27. Q A particle moves from rest in a straight line with uniform acceleration. it covered 24 m. in the first four seconds of starting its motion, then the magnitude of its acceleration \( =\ldots \ldots . . . . . . . \mathrm{m} . \mathrm{sec} \). \( \begin{array}{llll}\text { A } 3 & \text { B } 6 & \text { C } 12 & \text { D } \frac{3}{2}\end{array} \)

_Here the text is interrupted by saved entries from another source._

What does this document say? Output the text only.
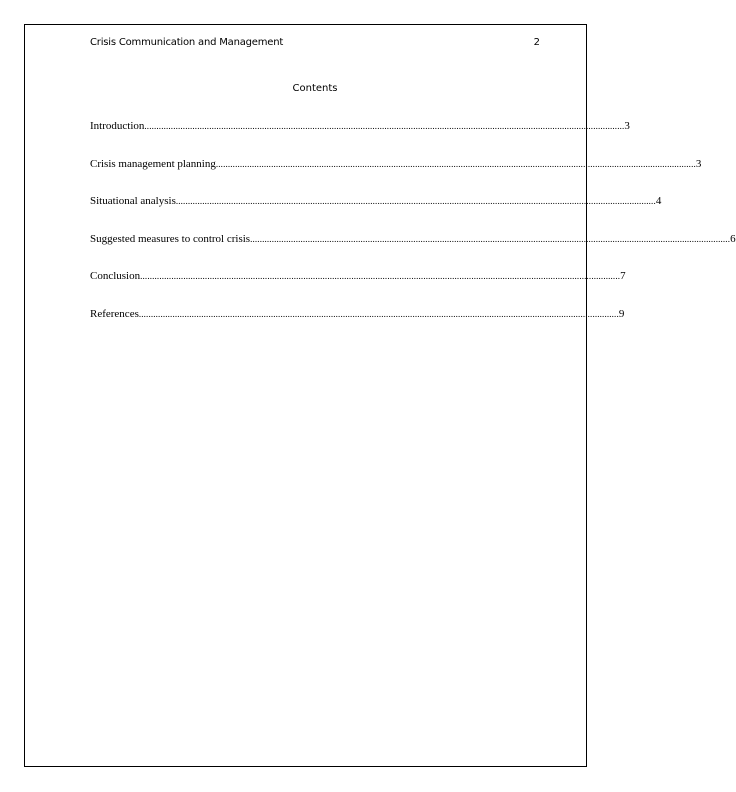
Crisis Communication and Management	2
Contents
Introduction ........................................................................................................................................................................................................ 3
Crisis management planning ........................................................................................................................................................................................................ 3
Situational analysis ........................................................................................................................................................................................................ 4
Suggested measures to control crisis ........................................................................................................................................................................................................ 6
Conclusion ........................................................................................................................................................................................................ 7
References ........................................................................................................................................................................................................ 9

To find the acceleration of the particle, we can use the kinematic equation that relates distance, initial velocity, time, and acceleration: \[ s = ut + \frac{1}{2} a t^2 \] where: - \( s \) = distance covered (24 m) - \( u \) = initial velocity (0 m/s, since the particle starts from rest) - \( t \) = time (4 s) - \( a \) = acceleration (what we are trying to find) Substituting the known values into the equation: \[ 24 = 0 \cdot 4 + \frac{1}{2} a (4^2) \] \[ 24 = \frac{1}{2} a (16) \] \[ 24 = 8a \] Now, solving for \( a \): \[ a = \frac{24}{8} = 3 \, \text{m/s}^2 \] Thus, the magnitude of the acceleration is \( 3 \, \text{m/s}^2 \). The answer is \( \boxed{3} \).